UPDATED 3:58 p.m. ET
To no one's surprise, the first coaching search of Phil Jackson's executive career began Monday when the Knicks fired coach Mike Woodson and his entire staff.
Steve Kerr, please pick up the white courtesy phone ...
It has been known for weeks that Jackson is interested in approaching one of his favorite former players to measure his interest in leaving the TNT broadcast table and taking a stab at coaching the Knicks. That desire has been complicated by two factors: 1) Kerr having a job, and 2) the Knicks having a coach.
The biggest impediment to those talks progressing, No. 2, has been resolved.

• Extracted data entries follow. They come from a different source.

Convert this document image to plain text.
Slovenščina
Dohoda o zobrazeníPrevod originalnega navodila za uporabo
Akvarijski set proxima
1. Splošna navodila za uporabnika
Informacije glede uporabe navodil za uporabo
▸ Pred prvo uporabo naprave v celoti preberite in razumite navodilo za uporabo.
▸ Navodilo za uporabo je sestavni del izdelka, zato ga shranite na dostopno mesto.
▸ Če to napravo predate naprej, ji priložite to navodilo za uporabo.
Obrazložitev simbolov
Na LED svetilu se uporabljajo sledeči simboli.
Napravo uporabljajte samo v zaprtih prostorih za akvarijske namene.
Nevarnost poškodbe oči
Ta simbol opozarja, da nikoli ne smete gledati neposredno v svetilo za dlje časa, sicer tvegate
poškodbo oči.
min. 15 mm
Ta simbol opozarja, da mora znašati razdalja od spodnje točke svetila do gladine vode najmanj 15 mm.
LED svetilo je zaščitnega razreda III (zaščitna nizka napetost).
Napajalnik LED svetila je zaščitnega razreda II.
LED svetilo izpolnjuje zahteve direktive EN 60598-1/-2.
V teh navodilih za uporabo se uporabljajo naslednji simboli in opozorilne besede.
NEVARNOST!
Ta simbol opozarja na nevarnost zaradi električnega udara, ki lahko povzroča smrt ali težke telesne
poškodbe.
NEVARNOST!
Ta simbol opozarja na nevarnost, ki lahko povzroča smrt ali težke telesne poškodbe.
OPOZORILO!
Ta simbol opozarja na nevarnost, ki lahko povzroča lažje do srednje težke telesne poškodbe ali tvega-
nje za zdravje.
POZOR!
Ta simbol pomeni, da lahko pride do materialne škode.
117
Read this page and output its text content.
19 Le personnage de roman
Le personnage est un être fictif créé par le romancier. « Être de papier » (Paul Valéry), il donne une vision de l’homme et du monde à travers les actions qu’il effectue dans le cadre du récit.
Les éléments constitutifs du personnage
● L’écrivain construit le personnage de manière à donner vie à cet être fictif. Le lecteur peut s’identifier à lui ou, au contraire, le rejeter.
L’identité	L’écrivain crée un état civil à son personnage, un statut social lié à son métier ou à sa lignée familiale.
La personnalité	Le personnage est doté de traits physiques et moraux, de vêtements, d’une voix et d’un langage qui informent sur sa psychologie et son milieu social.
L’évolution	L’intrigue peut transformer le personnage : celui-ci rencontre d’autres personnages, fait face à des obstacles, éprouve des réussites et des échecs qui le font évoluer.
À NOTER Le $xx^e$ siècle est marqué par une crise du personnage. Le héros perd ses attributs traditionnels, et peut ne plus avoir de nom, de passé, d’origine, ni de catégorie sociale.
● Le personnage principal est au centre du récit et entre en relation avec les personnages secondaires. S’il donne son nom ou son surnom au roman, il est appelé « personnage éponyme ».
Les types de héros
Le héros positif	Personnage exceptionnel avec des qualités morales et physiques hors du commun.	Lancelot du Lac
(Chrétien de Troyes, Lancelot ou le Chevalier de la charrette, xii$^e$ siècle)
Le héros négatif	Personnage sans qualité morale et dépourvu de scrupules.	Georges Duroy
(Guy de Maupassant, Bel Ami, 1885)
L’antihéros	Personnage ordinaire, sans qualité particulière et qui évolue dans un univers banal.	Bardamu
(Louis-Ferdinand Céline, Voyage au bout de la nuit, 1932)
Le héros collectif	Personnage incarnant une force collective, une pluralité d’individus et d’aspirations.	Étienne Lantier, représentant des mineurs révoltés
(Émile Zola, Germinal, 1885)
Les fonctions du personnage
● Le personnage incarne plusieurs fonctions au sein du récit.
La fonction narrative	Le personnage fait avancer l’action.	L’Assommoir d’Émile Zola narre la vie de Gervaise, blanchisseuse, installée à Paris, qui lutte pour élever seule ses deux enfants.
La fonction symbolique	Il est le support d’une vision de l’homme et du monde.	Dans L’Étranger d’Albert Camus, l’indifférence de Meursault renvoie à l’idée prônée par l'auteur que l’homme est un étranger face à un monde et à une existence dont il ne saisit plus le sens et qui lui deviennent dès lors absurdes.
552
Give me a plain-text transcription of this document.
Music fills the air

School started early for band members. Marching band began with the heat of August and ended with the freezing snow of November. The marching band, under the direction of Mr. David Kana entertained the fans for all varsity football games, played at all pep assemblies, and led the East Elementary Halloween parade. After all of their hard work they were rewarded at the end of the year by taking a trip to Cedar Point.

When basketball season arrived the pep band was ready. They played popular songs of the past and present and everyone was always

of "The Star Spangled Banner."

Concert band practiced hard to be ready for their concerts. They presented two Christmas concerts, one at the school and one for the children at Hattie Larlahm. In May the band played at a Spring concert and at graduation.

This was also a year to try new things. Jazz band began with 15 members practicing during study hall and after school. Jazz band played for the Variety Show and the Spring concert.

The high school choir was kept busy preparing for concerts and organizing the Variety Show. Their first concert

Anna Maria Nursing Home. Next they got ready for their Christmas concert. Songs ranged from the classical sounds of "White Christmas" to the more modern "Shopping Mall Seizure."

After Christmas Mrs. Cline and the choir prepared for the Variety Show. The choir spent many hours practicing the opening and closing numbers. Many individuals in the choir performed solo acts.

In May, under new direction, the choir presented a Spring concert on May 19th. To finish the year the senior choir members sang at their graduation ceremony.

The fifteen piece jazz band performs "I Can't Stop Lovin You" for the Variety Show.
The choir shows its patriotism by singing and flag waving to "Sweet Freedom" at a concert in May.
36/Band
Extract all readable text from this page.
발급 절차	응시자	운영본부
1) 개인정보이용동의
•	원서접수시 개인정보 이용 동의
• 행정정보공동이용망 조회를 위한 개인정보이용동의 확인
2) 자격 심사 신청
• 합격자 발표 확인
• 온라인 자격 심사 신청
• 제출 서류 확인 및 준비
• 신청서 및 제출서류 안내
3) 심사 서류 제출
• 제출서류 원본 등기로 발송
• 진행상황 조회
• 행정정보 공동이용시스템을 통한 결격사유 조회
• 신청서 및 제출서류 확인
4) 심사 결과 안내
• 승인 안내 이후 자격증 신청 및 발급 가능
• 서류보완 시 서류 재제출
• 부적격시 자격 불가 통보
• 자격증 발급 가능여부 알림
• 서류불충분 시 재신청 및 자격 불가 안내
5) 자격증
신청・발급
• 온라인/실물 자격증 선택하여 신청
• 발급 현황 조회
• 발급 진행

Kerr loves his job and is very good at it, but league sources say he is intrigued with the idea of coaching. If Kerr were to leave his enjoyable and relatively low-stress existence as a top-flight TV analyst and "get back in the meat grinder," as one source put it recently, it would have to be a very big job and the circumstances surrounding it would have to be the right fit.
Coaching the Knicks is a very big job that, based on the $12 million a year the Knicks are paying Jackson not to coach, would provide a very comfortable salary. As for the circumstances, executing Jackson's vision on the bench -- just as he did on the floor as a player for three of Jackson's championship teams in Chicago -- would seem to be pretty ideal.
On the show he co-hosts on SiriusXM NBA Radio on Monday, Kerr acknowledged, "I do anticipate talking with Phil Jackson at some point." And Kerr went into some detail about how he's remained close with his former coach over the years.
"Since he retired from coaching, even while he was coaching the Lakers, I would often have dinner with him on the road if I was playing for another team even, just to catch up," Kerr said. "I went to his daughter's wedding a few years ago in Montana. We've been very close. And so I've known for years that Phil wanted to do this -- not necessarily in New York, I thought he was going to end up in Seattle last year if the Kings had moved to Seattle to become the Sonics -- but I knew that he was done with coaching [and] that he was more interested in being a team president and building a franchise. And I think he'll be very good at it. It's going to be very interesting and obviously my name is being thrown around. I do anticipate at least being part of the conversation and we'll see where it all goes.”
Toward the end of the regular season, Kerr was doing a TNT game between the Mavericks and Spurs in Dallas. Speculation about Kerr possibly coaching the Knicks had already been rampant for a few weeks. Before the game, Kerr spent a good 30 minutes behind closed doors with Spurs coach Gregg Popovich, with whom Kerr won two more championships as a player. Oh, to have been a fly on the wall.
Presumably, Popovich warned Kerr about some things that he already knows, such as the life of an NBA coach is not nearly as glamorous as the life of an NBA broadcaster. Also, it involves a great deal more work and stress, and at Madison Square Garden, it requires the surrendering of your soul.
But keep in mind that Popovich and Jackson are more alike than they are different. Like Popovich, Jackson believes first and foremost in strong relationships and likeminded vision. In the most successful organizations, the top basketball executive and the head coach are on the same page, building the same culture and speaking the same language. So it is with Popovich and R.C. Buford in San Antonio. So it would be with Jackson, Kerr and whomever is brought in to serve as the day-to-day GM in New York. League sources say Jackson is expected to hire a right-hand man in the front office as well, with GM Steve Mills remaining with the organization but not in that role.
As other coaching candidates emerge, we'll of course keep you apprised. (One could imagine beloved ex-Knick Mark Jackson, if let go by Golden State, entering the fray.) But until Kerr says he isn't interested, it's difficult to fathom a more sensible choice. What better way to find your way as a head coach in the NBA than with the most decorated coach in the history of the sport working behind the scenes and serving as your daily sounding board? What better way to persuade Carmelo Anthony to stay than to add five more championships to the 13 Jackson has won as a player and coach?
Hey, if you're Kerr and you're going to mess up your glorious life as a basketball broadcaster and climb back into the rat race, you might as well do it in the rat capital of the world.
Eventually, with common vision and a rare dose of stability, the Knicks might actually be known for having a winning basketball culture again. The pairing of Jackson and Kerr would be a step in that direction, for sure.